Although rabies is still a threat in some parts of the world, many countries have strong vaccination and monitoring programs. “Latin America has one of the best rabies control programs in the world,” says Najera. “I was bitten by a mad dog when I was six [in Mexico]. They caught the dog and the dog died a few days later from rabies, so if I hadn’t gotten the vaccine I probably would have been dead.
3. Polio
Polio was once one of the most feared childhood illnesses in the United States. The viral infection can cause temporary or permanent paralysis, as it did with Franklin D. Roosevelt, a wheelchair user. This paralysis could prevent a person’s body from breathing on its own, which is why so many infected people had to be placed in an “iron lung”. By the late 1940s, it was disabling more than 35,000 Americans each year. The number of polio cases in the United States peaked in 1952, when it caused 57,879 infections and 3,145 deaths.
During the 1954 trials for Jonas Salk’s polio vaccine, parents came together to register their children to receive the vaccine. As a result, 623,972 children received the vaccine or a placebo. Trials have shown the vaccine to be 80 to 90 percent effective in preventing polio. Thanks to the continuous immunization of children until today, no case of polio has occurred in the United States since 1979. However, polio has not been eradicated and remains a threat to health in Afghanistan and the United States. Pakistan.
READ MORE: When polio triggered fear and panic in parents
4. The flu
WATCH: The 1918 flu was deadlier than WWI
During the early spread of COVID-19, there was a lot of talk about whether the infectious disease was serious or “like the flu” – that is, not a threat.
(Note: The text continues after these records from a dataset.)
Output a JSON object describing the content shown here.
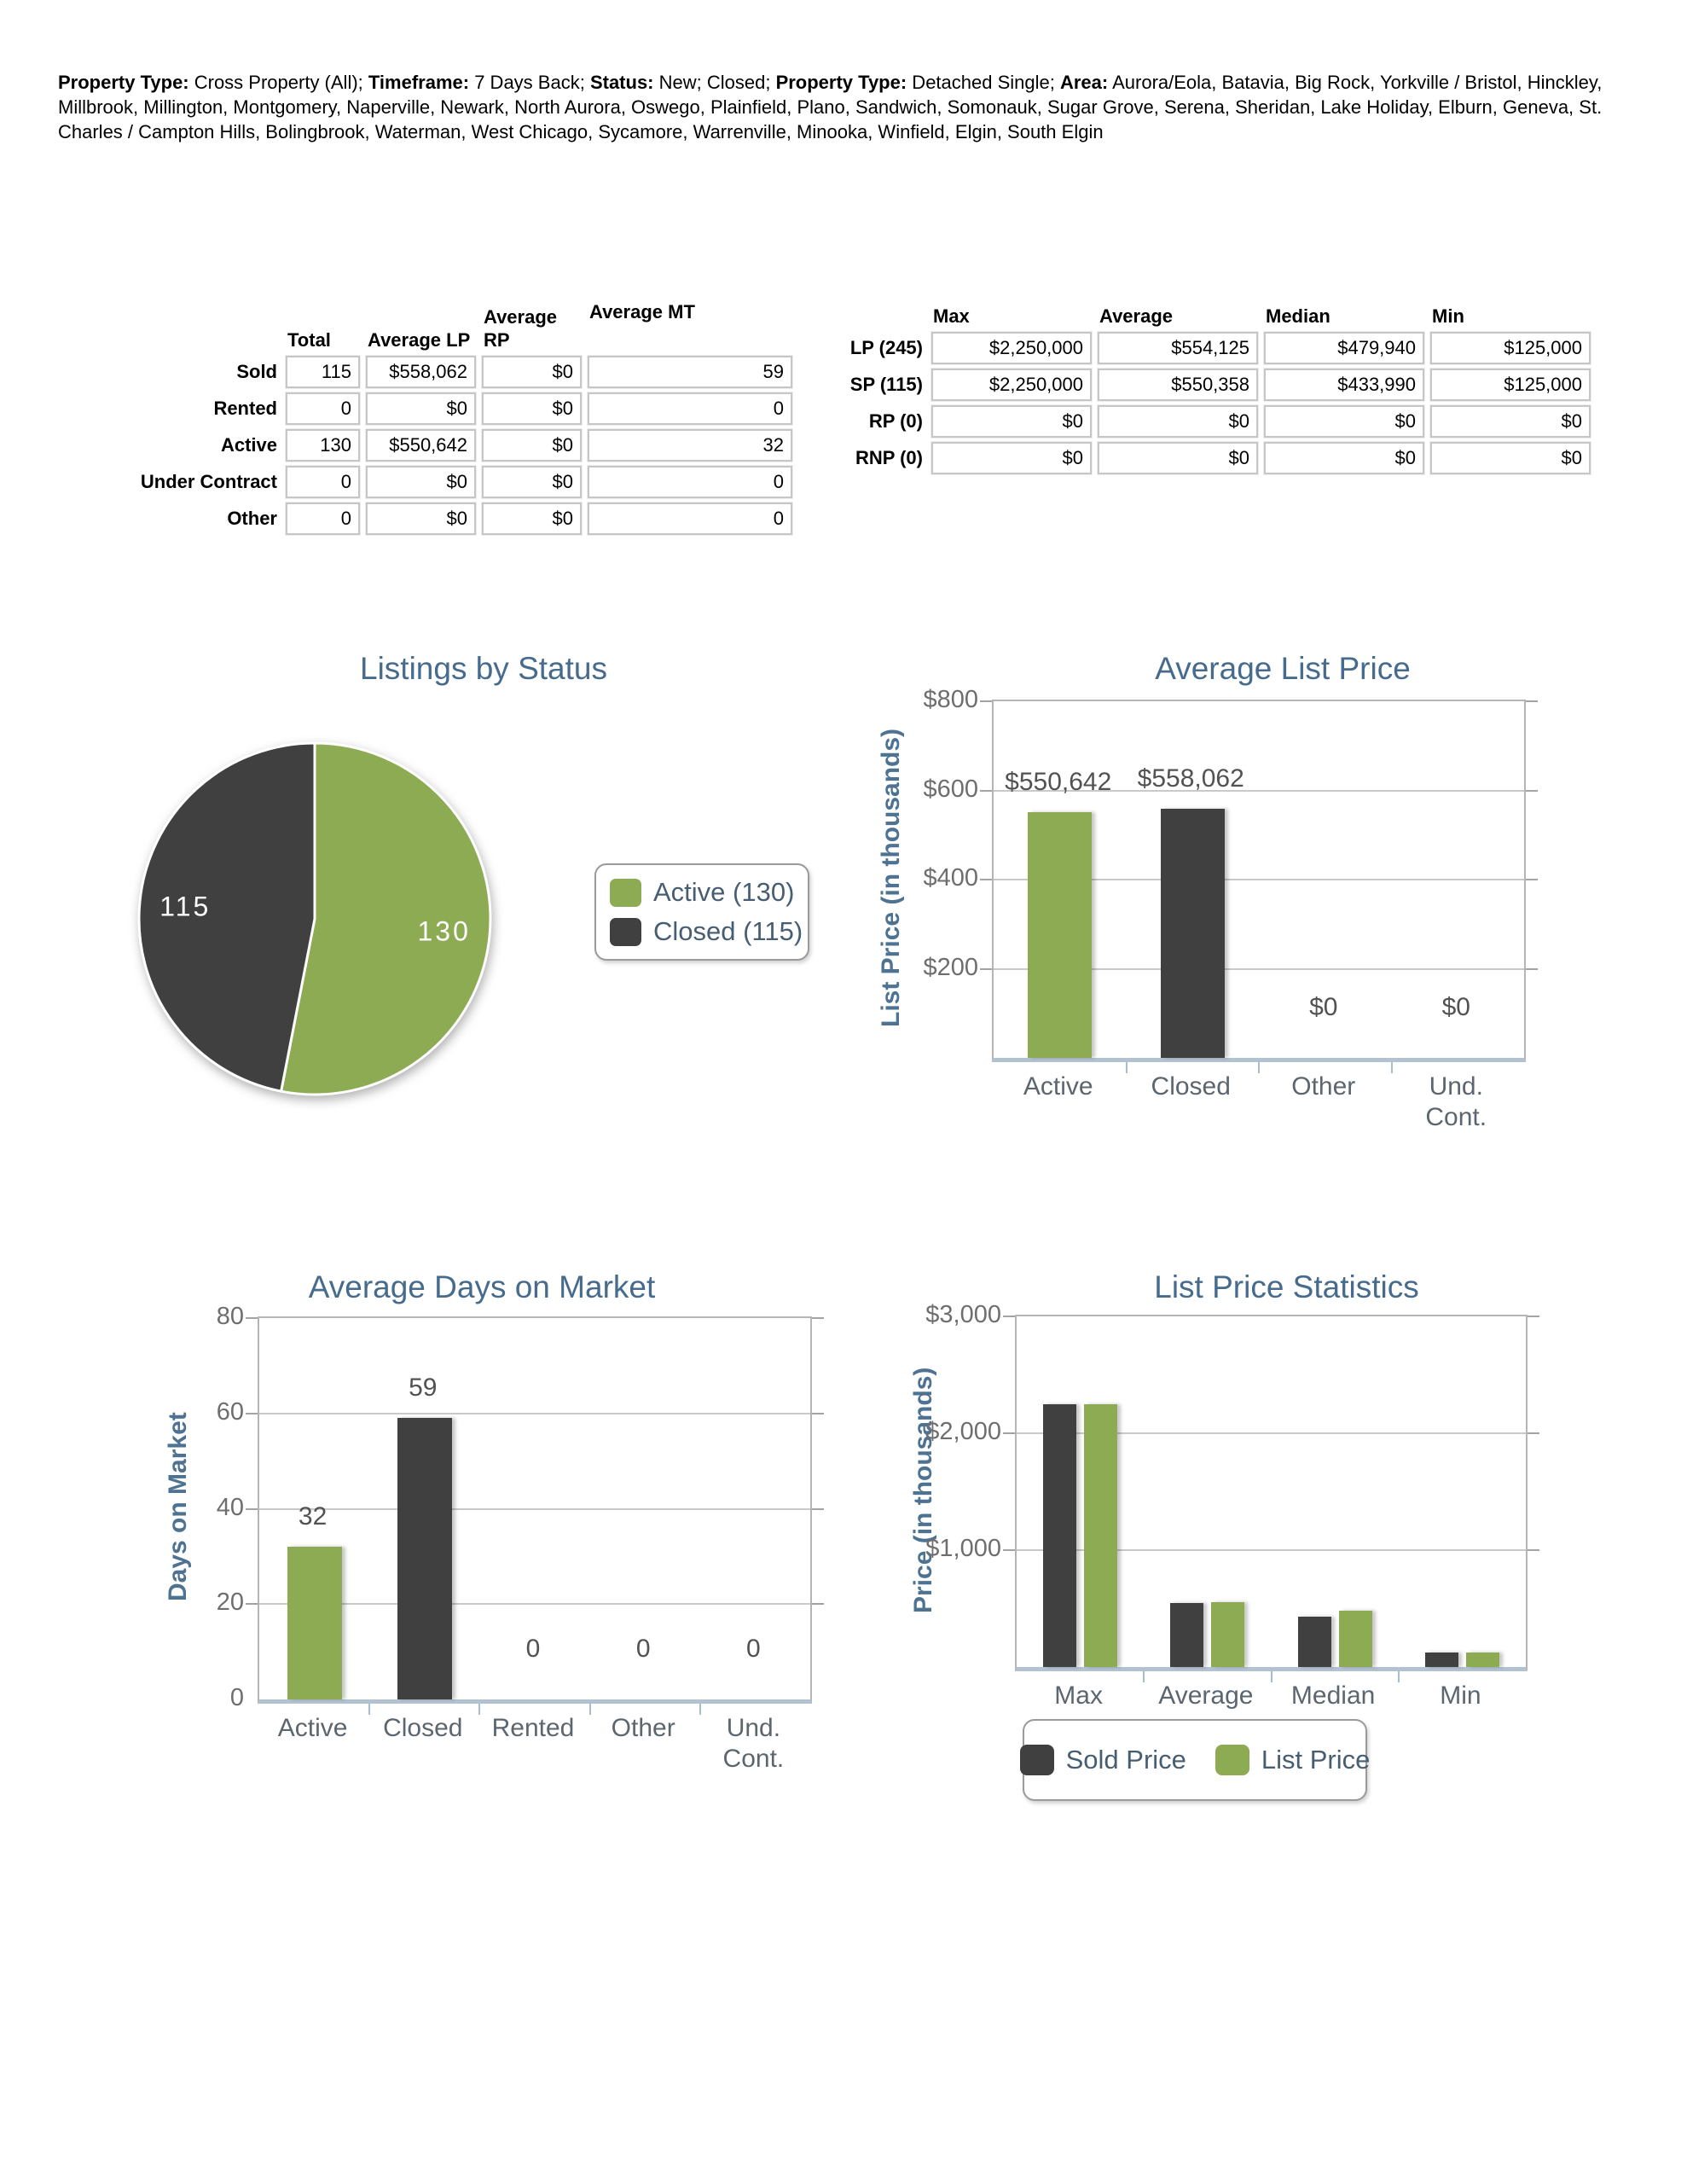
{
  "header": {
    "segments": [
      {
        "bold": true,
        "text": "Property Type:"
      },
      {
        "bold": false,
        "text": " Cross Property (All); "
      },
      {
        "bold": true,
        "text": "Timeframe:"
      },
      {
        "bold": false,
        "text": " 7 Days Back; "
      },
      {
        "bold": true,
        "text": "Status:"
      },
      {
        "bold": false,
        "text": " New; Closed; "
      },
      {
        "bold": true,
        "text": "Property Type:"
      },
      {
        "bold": false,
        "text": " Detached Single; "
      },
      {
        "bold": true,
        "text": "Area:"
      },
      {
        "bold": false,
        "text": " Aurora/Eola, Batavia, Big Rock, Yorkville / Bristol, Hinckley, Millbrook, Millington, Montgomery, Naperville, Newark, North Aurora, Oswego, Plainfield, Plano, Sandwich, Somonauk, Sugar Grove, Serena, Sheridan, Lake Holiday, Elburn, Geneva, St. Charles / Campton Hills, Bolingbrook, Waterman, West Chicago, Sycamore, Warrenville, Minooka, Winfield, Elgin, South Elgin"
      }
    ]
  },
  "tables": {
    "summary": {
      "columns": [
        "Total",
        "Average LP",
        "Average RP",
        "Average MT"
      ],
      "rows": [
        {
          "label": "Sold",
          "values": [
            "115",
            "$558,062",
            "$0",
            "59"
          ]
        },
        {
          "label": "Rented",
          "values": [
            "0",
            "$0",
            "$0",
            "0"
          ]
        },
        {
          "label": "Active",
          "values": [
            "130",
            "$550,642",
            "$0",
            "32"
          ]
        },
        {
          "label": "Under Contract",
          "values": [
            "0",
            "$0",
            "$0",
            "0"
          ]
        },
        {
          "label": "Other",
          "values": [
            "0",
            "$0",
            "$0",
            "0"
          ]
        }
      ]
    },
    "price_stats": {
      "columns": [
        "Max",
        "Average",
        "Median",
        "Min"
      ],
      "rows": [
        {
          "label": "LP (245)",
          "values": [
            "$2,250,000",
            "$554,125",
            "$479,940",
            "$125,000"
          ]
        },
        {
          "label": "SP (115)",
          "values": [
            "$2,250,000",
            "$550,358",
            "$433,990",
            "$125,000"
          ]
        },
        {
          "label": "RP (0)",
          "values": [
            "$0",
            "$0",
            "$0",
            "$0"
          ]
        },
        {
          "label": "RNP (0)",
          "values": [
            "$0",
            "$0",
            "$0",
            "$0"
          ]
        }
      ]
    }
  },
  "colors": {
    "green": "#8cab53",
    "dark": "#404040",
    "title_blue": "#466b8d",
    "axis_blue": "#4e7392"
  },
  "chart_data": [
    {
      "id": "listings_by_status",
      "type": "pie",
      "title": "Listings by Status",
      "slices": [
        {
          "label": "Active",
          "value": 130,
          "color": "#8cab53"
        },
        {
          "label": "Closed",
          "value": 115,
          "color": "#404040"
        }
      ],
      "legend_position": "right"
    },
    {
      "id": "average_list_price",
      "type": "bar",
      "title": "Average List Price",
      "ylabel": "List Price (in thousands)",
      "categories": [
        "Active",
        "Closed",
        "Other",
        "Und. Cont."
      ],
      "values": [
        550.642,
        558.062,
        0,
        0
      ],
      "bar_labels": [
        "$550,642",
        "$558,062",
        "$0",
        "$0"
      ],
      "bar_colors": [
        "#8cab53",
        "#404040",
        null,
        null
      ],
      "ymax": 800,
      "yticks": [
        {
          "value": 800,
          "label": "$800"
        },
        {
          "value": 600,
          "label": "$600"
        },
        {
          "value": 400,
          "label": "$400"
        },
        {
          "value": 200,
          "label": "$200"
        }
      ],
      "grid": true
    },
    {
      "id": "average_days_on_market",
      "type": "bar",
      "title": "Average Days on Market",
      "ylabel": "Days on Market",
      "categories": [
        "Active",
        "Closed",
        "Rented",
        "Other",
        "Und. Cont."
      ],
      "values": [
        32,
        59,
        0,
        0,
        0
      ],
      "bar_labels": [
        "32",
        "59",
        "0",
        "0",
        "0"
      ],
      "bar_colors": [
        "#8cab53",
        "#404040",
        null,
        null,
        null
      ],
      "ymax": 80,
      "yticks": [
        {
          "value": 80,
          "label": "80"
        },
        {
          "value": 60,
          "label": "60"
        },
        {
          "value": 40,
          "label": "40"
        },
        {
          "value": 20,
          "label": "20"
        },
        {
          "value": 0,
          "label": "0"
        }
      ],
      "grid": true
    },
    {
      "id": "list_price_statistics",
      "type": "grouped_bar",
      "title": "List Price Statistics",
      "ylabel": "Price (in thousands)",
      "categories": [
        "Max",
        "Average",
        "Median",
        "Min"
      ],
      "series": [
        {
          "name": "Sold Price",
          "color": "#404040",
          "values": [
            2250,
            550.358,
            433.99,
            125
          ]
        },
        {
          "name": "List Price",
          "color": "#8cab53",
          "values": [
            2250,
            554.125,
            479.94,
            125
          ]
        }
      ],
      "ymax": 3000,
      "yticks": [
        {
          "value": 3000,
          "label": "$3,000"
        },
        {
          "value": 2000,
          "label": "$2,000"
        },
        {
          "value": 1000,
          "label": "$1,000"
        }
      ],
      "legend_position": "bottom",
      "grid": true
    }
  ]
}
However, influenza remains a deadly disease that has caused past pandemics and has the potential to cause future ones (Najera believes the next influenza pandemic will happen “sooner or later”).
READ MORE: How the 1957 influenza pandemic was stopped early in its course
The Centers for Disease Control and Prevention estimates that influenza caused between 12,000 and 61,000 deaths in the United States each year between 2010 and 2020. Globally, it kills between 291,000 and 646,000 people each year.
The deadliest epidemic on record dates back to 1918 and 1919. This influenza pandemic killed an estimated 675,000 people in the United States and up to 50 million people worldwide. It may also have infected a third of the world’s population, or around 500 million people. Since then, there have been several other influenza pandemics.